Terry Goodkind author of the enormously popular Sword of Truth novels, has forged perhaps his best novel yet in Faith of the Fallen, pitting Richard Rahl and Kahlan Amnell against threats to the freedom of the world that will take them to opposite ends of the world to defeat the forces of chaos and anarchy.

Emperor Jagang is rising once again in the Old World and Richard must face him, on his own turf. Richard heads into the Old World with Cara, the Mord-Sith, while his beloved Kahlan remains behind. Unwilling to heed an ancient prophecy, Kahlan raises an army and goes into battle against forces threatening armed insurrection in the Midlands.

Separated and fighting for their lives, Richard and Kahlan will be tested to the utmost.


Product Details

ISBN-13: 9780812576399
Publisher: Tor Publishing Group
Publication date: 11/15/2001
Series: Sword of Truth Series , #6
Edition description: First Edition
Pages: 800
Sales rank: 277,646
Product dimensions: 4.10(w) x 6.80(h) x 1.90(d)
Age Range: 14 - 18 Years

About the Author

Terry Goodkind (1948-2020) is a #1 New York Times bestselling author. His books include the multi-volume epic fantasy Sword of Truth series — beginning with Wizard’s First Rule, the basis for the television show Legend of the Seeker — and related series Richard and Kahlan and The Nicci Chronicles.

Goodkind was born and raised in Omaha, Nebraska, where he also attended art school. Alongside a career in wildlife art, he was also a cabinetmaker and a violin maker, and did restoration work on rare and exotic artifacts from around the world. In the 1990s he relocated to Nevada, where, when not writing novels, he was a racing-car enthusiast.

Read an Excerpt

An Excerpt from Faith of the Fallen
She didn't remember dying.

With an obscure sense of apprehension, she wondered if the distant angry voices drifting in to her meant she was again about to experience that transcendent ending: death.

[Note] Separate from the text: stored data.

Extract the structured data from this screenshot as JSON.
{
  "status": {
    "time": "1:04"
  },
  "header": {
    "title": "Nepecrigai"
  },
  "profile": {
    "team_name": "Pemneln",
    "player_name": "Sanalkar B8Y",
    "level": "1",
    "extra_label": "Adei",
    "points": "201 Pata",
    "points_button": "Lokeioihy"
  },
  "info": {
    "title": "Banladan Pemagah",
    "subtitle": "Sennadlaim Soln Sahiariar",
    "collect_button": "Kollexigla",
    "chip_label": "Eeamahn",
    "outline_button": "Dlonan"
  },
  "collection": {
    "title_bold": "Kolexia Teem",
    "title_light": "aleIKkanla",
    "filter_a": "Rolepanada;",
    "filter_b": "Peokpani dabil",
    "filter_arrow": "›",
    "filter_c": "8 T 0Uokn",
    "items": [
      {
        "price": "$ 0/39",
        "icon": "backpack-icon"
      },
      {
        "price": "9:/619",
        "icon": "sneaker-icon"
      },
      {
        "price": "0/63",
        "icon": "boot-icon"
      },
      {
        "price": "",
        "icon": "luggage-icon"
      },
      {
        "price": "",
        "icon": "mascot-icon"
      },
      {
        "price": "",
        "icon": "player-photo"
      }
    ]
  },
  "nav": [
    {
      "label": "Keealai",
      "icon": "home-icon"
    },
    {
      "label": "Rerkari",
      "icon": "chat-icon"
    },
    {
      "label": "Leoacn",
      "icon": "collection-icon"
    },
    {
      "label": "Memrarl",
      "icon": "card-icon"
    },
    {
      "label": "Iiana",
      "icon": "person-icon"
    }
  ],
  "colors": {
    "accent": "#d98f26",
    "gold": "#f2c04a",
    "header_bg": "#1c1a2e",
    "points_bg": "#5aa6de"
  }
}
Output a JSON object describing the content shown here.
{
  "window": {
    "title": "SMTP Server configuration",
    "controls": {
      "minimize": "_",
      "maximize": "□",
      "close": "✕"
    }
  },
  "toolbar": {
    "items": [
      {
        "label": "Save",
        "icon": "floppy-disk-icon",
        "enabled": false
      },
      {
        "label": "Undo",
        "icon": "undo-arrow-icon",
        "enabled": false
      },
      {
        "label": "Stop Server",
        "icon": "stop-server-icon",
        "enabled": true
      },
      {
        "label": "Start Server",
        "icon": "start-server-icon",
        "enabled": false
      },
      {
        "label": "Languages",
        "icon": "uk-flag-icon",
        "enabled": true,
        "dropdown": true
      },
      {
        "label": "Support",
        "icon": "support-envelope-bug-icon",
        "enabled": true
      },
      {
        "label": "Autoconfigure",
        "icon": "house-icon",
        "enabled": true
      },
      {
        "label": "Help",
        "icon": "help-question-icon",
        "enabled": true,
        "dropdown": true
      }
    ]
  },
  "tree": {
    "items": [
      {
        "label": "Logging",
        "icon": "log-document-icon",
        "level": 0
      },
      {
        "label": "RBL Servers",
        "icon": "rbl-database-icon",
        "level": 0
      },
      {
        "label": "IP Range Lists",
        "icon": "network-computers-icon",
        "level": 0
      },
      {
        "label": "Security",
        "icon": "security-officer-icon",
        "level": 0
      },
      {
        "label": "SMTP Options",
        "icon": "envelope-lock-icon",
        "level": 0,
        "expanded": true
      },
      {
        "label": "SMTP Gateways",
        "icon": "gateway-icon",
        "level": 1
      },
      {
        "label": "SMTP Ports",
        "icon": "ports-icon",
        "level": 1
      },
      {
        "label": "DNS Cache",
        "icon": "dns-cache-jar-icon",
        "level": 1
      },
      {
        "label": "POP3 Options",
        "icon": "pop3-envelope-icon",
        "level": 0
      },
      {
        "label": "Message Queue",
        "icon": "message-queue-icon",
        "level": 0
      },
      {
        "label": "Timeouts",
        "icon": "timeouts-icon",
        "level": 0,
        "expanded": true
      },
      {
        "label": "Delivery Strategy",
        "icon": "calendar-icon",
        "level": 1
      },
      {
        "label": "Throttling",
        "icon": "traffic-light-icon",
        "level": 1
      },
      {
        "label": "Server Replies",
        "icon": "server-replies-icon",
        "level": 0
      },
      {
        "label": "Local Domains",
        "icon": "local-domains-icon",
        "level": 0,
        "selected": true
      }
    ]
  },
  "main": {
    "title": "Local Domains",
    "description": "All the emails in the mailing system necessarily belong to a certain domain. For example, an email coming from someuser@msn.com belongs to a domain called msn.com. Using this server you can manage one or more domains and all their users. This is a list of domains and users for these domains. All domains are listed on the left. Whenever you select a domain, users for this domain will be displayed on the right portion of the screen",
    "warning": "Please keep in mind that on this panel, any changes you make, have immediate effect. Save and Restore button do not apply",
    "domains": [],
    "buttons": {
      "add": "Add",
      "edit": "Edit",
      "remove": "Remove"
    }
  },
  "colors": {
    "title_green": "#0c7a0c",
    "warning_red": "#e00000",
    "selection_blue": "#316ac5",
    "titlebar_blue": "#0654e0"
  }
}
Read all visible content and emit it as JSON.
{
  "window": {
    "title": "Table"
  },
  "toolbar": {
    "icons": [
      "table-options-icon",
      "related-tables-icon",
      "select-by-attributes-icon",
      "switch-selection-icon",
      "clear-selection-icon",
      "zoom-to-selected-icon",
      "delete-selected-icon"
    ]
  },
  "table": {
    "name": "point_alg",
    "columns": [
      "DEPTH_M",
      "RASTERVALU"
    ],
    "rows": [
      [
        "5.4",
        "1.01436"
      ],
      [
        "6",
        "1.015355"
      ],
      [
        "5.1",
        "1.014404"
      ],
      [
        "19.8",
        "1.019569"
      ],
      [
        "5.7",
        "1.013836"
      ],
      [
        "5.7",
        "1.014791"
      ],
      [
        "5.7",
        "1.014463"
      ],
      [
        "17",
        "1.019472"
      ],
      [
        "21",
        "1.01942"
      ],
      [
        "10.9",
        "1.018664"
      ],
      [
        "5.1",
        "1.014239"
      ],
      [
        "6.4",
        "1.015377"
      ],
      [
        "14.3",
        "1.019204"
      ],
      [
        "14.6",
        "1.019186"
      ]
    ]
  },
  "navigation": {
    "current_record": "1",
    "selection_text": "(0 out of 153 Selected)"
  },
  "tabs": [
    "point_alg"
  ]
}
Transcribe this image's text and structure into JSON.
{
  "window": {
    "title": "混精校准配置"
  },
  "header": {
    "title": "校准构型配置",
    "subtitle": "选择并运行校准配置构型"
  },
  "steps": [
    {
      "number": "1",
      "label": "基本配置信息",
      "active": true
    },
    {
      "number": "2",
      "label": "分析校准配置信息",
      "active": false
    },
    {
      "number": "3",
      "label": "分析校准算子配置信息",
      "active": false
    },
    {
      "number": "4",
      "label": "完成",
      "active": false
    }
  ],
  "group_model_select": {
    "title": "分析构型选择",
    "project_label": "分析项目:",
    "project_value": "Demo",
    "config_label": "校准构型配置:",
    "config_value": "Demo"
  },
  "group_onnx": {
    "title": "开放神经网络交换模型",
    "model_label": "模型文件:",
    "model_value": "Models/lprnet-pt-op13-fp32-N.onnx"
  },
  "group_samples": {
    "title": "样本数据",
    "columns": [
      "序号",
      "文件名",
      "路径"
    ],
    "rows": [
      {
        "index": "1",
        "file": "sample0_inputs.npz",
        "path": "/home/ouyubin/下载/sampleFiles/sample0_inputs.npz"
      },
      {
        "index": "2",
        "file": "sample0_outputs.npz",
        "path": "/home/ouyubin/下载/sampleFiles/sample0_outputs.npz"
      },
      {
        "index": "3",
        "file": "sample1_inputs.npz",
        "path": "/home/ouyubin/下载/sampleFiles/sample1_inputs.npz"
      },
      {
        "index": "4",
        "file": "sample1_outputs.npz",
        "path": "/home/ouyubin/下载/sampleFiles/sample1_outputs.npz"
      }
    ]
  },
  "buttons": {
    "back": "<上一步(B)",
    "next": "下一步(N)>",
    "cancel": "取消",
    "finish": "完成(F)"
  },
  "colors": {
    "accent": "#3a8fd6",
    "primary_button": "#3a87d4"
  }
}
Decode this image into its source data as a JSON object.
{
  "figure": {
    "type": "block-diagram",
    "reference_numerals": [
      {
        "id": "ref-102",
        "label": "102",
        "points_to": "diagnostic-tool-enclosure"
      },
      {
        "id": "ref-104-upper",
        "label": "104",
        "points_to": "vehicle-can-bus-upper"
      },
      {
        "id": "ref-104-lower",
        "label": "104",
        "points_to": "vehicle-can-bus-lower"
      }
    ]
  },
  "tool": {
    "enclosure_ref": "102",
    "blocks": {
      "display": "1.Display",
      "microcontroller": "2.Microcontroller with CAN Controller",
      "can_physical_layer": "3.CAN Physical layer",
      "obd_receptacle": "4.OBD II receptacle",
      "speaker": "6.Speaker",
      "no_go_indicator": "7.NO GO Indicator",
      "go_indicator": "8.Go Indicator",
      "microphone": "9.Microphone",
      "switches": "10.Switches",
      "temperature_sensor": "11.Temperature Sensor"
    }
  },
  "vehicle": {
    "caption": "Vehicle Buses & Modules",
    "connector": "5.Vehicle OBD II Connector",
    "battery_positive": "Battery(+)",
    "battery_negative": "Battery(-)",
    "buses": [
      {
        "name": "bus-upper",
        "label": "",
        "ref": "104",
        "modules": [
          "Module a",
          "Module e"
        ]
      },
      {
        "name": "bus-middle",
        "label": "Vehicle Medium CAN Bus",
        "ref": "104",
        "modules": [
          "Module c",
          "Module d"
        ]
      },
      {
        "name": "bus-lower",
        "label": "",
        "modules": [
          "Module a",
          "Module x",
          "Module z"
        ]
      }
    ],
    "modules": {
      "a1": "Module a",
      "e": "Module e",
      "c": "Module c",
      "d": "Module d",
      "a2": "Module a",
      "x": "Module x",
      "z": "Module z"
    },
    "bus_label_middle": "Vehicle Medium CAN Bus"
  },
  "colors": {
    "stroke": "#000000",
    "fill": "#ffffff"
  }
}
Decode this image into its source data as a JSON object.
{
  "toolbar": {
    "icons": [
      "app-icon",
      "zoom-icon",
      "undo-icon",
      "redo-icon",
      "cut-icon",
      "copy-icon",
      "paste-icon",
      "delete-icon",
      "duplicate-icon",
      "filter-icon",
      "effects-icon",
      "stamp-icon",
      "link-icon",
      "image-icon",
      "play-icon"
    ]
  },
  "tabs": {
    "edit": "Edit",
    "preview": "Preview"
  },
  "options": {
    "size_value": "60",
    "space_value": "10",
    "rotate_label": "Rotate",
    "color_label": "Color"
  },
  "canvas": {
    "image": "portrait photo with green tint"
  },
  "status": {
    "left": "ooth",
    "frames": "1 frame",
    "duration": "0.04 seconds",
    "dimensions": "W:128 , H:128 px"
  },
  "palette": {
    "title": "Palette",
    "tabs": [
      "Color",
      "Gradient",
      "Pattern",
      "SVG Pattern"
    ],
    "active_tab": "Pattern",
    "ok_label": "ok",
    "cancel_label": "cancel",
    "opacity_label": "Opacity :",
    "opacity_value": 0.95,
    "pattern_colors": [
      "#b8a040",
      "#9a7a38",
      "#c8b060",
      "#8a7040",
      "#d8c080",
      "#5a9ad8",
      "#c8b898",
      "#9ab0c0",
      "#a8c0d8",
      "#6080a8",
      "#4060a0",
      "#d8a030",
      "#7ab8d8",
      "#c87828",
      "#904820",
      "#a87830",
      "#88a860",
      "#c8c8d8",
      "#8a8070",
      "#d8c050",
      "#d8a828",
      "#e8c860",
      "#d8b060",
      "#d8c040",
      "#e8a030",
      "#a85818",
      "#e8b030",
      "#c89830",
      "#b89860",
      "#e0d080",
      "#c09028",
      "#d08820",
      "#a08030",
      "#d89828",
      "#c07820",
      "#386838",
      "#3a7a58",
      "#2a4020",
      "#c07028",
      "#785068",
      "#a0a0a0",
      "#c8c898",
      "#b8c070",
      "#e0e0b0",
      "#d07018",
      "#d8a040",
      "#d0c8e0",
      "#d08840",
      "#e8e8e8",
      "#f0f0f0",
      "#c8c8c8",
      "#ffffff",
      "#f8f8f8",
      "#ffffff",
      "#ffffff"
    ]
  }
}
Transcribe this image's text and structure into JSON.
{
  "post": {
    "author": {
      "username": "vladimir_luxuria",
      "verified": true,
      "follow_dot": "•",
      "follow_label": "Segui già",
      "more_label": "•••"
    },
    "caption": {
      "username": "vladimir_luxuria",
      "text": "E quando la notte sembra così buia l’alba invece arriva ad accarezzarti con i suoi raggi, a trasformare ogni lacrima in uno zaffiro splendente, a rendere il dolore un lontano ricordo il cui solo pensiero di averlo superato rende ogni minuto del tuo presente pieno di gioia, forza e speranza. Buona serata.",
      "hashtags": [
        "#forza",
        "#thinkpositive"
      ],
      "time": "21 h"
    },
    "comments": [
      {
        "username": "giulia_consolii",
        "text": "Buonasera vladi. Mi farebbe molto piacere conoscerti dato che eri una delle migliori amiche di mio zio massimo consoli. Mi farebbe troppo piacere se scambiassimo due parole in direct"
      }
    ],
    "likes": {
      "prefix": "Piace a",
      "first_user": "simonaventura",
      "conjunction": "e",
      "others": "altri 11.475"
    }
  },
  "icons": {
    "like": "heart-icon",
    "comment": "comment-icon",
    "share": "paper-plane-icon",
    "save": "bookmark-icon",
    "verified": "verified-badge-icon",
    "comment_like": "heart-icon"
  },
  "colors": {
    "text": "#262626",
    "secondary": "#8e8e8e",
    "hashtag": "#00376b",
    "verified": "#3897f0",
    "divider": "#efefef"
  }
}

There was absolutely nothing she could do about it if she was.

While she didn't remember dying, she dimly recalled, at some later point, solemn whispers saying that she had, saying that death had taken her, but that he had pressed his mouth over hers and filled her stilled lungs with his breath, his life, and in so doing had rekindled hers. She had had no idea who it was that spoke of such an inconceivable feat, or who "he" was.

That first night, when she had perceived the distant, disembodied voices as little more than a vague notion, she had grasped that there were people around her who didn't believe, even though she was again living, that she would remain alive through the rest of the night. But now she knew she had; she had remained alive many more nights, perhaps in answer to desperate prayers and earnest oaths whispered over her that first night.

But if she didn't remember the dying, she remembered the pain before passing into that great oblivion. The pain, she never forgot. She remembered fighting alone and savagely against all those men, men baring their teeth like a pack of wild hounds with a hare. She remembered the rain of brutal blows driving her to the ground, heavy boots slamming into her once she was there, and the sharp snap of bones. She remembered the blood, so much blood, on their fists, on their boots. She remembered the searing terror of having no breath to gasp at the agony, no breath to cry out against the crushing weight of hurt.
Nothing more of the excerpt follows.